BALIKPAPAN – Anggota Komisi II DPRD Kota Balikpapan Taufik Qul Rahman menyebut bahwa kegiatan penertiban Pasar Pandansari sudah sesuai dengan Perda yang ada. Hal itu karena para pedagang yang berjualan di luar pagar pasar Pandansari mengunakan fasilitas umum (Fasum) dan fasilitas sosial (Fasos).

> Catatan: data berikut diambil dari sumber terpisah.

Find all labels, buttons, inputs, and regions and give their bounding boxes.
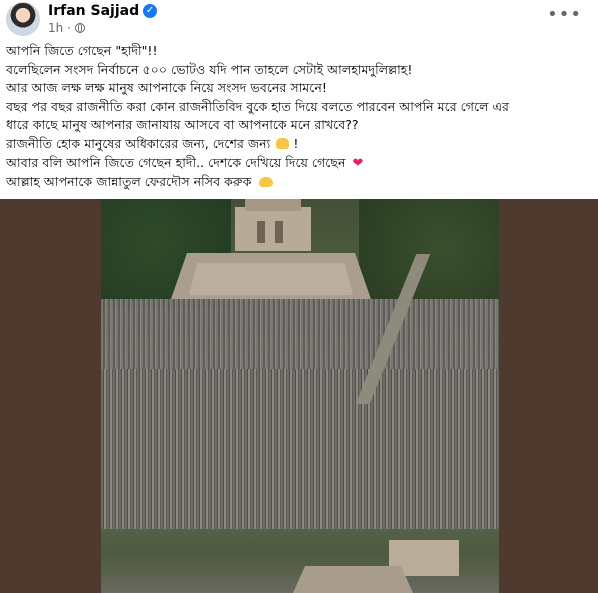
post-photo-frame[interactable] <box>0 199 598 593</box>
plaza <box>293 566 413 593</box>
red-heart-emoji-icon: ❤ <box>352 155 364 171</box>
post-line: আপনি জিতে গেছেন "হাদী"!! <box>6 43 158 58</box>
parliament-building <box>235 199 311 251</box>
crowd-area <box>101 299 499 369</box>
post-line: বছর পর বছর রাজনীতি করা কোন রাজনীতিবিদ বু… <box>6 98 509 114</box>
post-text: আপনি জিতে গেছেন "হাদী"!! বলেছিলেন সংসদ ন… <box>6 42 592 192</box>
plaza-inner <box>189 263 353 295</box>
post-line: আবার বলি আপনি জিতে গেছেন হাদী.. দেশকে দে… <box>6 154 592 174</box>
praying-hands-emoji-icon <box>259 177 274 188</box>
post-line: রাজনীতি হোক মানুষের অধিকারের জন্য, দেশের… <box>6 135 592 154</box>
more-options-icon[interactable]: ••• <box>547 4 582 25</box>
trees-right <box>359 199 499 299</box>
post-line: বলেছিলেন সংসদ নির্বাচনে ৫০০ ভোটও যদি পান… <box>6 61 413 77</box>
globe-icon <box>75 23 86 33</box>
author-link[interactable]: Irfan Sajjad ✓ <box>48 3 158 19</box>
post-line-text: আল্লাহ আপনাকে জান্নাতুল ফেরদৌস নসিব করুক <box>6 174 252 190</box>
post-time[interactable]: 1h <box>48 21 63 35</box>
post-meta: 1h · <box>48 21 86 35</box>
post-header: Irfan Sajjad ✓ 1h · ••• <box>0 0 598 40</box>
post-photo[interactable] <box>101 199 499 593</box>
post-line-text: আবার বলি আপনি জিতে গেছেন হাদী.. দেশকে দে… <box>6 154 346 170</box>
post-line-suffix: ! <box>293 135 299 151</box>
verified-badge-icon: ✓ <box>143 4 158 18</box>
post-line: আল্লাহ আপনাকে জান্নাতুল ফেরদৌস নসিব করুক <box>6 173 592 192</box>
avatar[interactable] <box>6 2 40 36</box>
author-name[interactable]: Irfan Sajjad <box>48 3 139 19</box>
post-line: আর আজ লক্ষ লক্ষ মানুষ আপনাকে নিয়ে সংসদ … <box>6 80 327 96</box>
crowd-area <box>101 369 499 529</box>
post-line-text: রাজনীতি হোক মানুষের অধিকারের জন্য, দেশের… <box>6 135 271 151</box>
post-line: ধারে কাছে মানুষ আপনার জানাযায় আসবে বা আ… <box>6 117 359 133</box>
fist-emoji-icon <box>276 137 290 149</box>
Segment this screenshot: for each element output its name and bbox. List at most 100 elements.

“Target penertiban PKL pasar Pandansari merupakan PKL yang di luar dan menggunakan fasum dan fasos, jadi yang dibersihkan itu yang berada di luar area dari Dinas Perdagangan,” kata Taufik ketika diwawancarai wartawan di sela-sela kegiatan penertiban Pasar Pandansari, Selasa (23/7/2024).
Menurutnya, untuk penertiban pedagang yang di luar dilakukan dengan sesuai Perda yang ada, diantaranya adalah Perda dari Dinas Perhubungan. Karena untuk jalan di luar pagar pasar yang bertanggung jawab adalah Dinas Perhubungan.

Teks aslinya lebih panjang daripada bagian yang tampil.